Pipeline vs model.generate()

I want to know whats the difference between using the Pipeline() function to generate a result Vs using the model.generate() function to generate a result, which one is faster? Which one is more accurate? Which one is more consistently giving out good responses? And what is the main difference between them. I am sorry if this sounds like a dumb question i am just wondering which method i should use to generate ML predictions for Summarization, and want to know the Pros/Cons of each of them.

Thanks in advance

7 Likes

Hi,

The pipeline() API is created mostly for people who don’t care too much about the details of the underlying process, for people who just want to use a machine learning model without having to implement several details like pre- and postprocessing themselves. The pipeline API is created such that you get an easy-to-use abstraction over any ML model, which is great for inference. The SummarizationPipeline for instance uses generate() behind the scenes.

On the other hand, if you do care about the details, then it’s recommended to generate text yourself by calling generate() yourself and implement pre-and postprocessing yourself.

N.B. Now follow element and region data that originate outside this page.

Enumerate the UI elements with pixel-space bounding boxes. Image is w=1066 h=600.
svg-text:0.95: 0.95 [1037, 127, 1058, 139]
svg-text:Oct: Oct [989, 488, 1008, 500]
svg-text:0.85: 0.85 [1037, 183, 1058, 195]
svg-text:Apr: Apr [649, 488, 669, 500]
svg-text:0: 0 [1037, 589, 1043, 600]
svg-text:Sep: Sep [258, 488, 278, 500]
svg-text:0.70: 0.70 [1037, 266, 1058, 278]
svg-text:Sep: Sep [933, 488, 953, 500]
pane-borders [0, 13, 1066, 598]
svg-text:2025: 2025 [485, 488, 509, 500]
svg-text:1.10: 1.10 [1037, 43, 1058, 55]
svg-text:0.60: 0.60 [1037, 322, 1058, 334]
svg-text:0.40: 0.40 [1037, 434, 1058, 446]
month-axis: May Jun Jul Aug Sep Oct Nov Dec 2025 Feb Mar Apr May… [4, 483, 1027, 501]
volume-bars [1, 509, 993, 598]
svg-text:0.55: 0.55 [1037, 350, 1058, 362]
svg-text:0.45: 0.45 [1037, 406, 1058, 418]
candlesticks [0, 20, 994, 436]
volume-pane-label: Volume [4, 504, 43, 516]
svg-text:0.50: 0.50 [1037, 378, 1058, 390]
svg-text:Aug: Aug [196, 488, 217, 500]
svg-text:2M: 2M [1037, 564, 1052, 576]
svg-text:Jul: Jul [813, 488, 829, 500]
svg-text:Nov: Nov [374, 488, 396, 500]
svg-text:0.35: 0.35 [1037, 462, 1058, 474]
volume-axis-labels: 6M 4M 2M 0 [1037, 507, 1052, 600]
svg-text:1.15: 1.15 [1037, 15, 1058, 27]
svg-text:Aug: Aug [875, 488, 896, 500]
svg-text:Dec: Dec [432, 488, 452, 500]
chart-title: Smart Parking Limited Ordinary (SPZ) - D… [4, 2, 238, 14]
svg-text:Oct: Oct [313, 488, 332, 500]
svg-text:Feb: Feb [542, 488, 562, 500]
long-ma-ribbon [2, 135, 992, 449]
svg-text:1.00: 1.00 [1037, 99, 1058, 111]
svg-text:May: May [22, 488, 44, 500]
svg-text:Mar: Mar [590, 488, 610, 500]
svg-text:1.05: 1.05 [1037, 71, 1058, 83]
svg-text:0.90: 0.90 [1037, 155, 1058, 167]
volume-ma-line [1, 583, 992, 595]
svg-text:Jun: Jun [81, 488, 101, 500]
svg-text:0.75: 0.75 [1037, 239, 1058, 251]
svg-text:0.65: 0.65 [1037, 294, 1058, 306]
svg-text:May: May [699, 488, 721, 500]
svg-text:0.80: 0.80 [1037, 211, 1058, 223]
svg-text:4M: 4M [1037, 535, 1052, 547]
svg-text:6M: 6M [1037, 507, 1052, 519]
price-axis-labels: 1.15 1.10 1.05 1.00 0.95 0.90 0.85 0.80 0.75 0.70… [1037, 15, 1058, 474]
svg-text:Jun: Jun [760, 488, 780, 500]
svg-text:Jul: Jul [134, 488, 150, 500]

Also note that any text generation pipeline does provide a generate_kwargs argument, which means that technically you can forward any of the keyword arguments that generate() supports to the pipeline as well.

15 Likes

Thank you for this response nielsr. This was what I wanted to know.

Hello,

So I tested both recently and found a very peculiar behavior under similar parameter values. This was using Galactica’s 1.3B variant

from transformers import AutoTokenizer, AutoModelForCausalLM, pipeline, set_seed
import torch

checkpoint = "facebook/galactica-1.3b"

tokenizer = AutoTokenizer.from_pretrained(checkpoint, padding_side="left") 
model = AutoModelForCausalLM.from_pretrained(checkpoint)
model.to('cuda')
generator = pipeline('text-generation', model=model, tokenizer=tokenizer, device=0)

#With pipeline
set_seed(42)
generator(['Is this', 'What is the matter'], renormalize_logits=True, do_sample=True, use_cache=True, max_new_tokens=10)

#With model.generate()
device=torch.device('cuda',0)
model.to(device)

tokenizer = AutoTokenizer.from_pretrained(checkpoint, padding_side="left")
tokenizer.pad_token = tokenizer.eos_token = '<pad>'

tokenized_prompts = tokenizer(['Is this', 'What is the matter'], padding=True, return_tensors='pt')
set_seed(42)
model_op = model.generate(input_ids=tokenized_prompts['input_ids'].to(device),
                          attention_mask=tokenized_prompts['attention_mask'].to(device),
                          renormalize_logits=False, do_sample=True,
                          use_cache=True, max_new_tokens=10)
tokenizer.batch_decode(model_op, skip_special_tokens=True)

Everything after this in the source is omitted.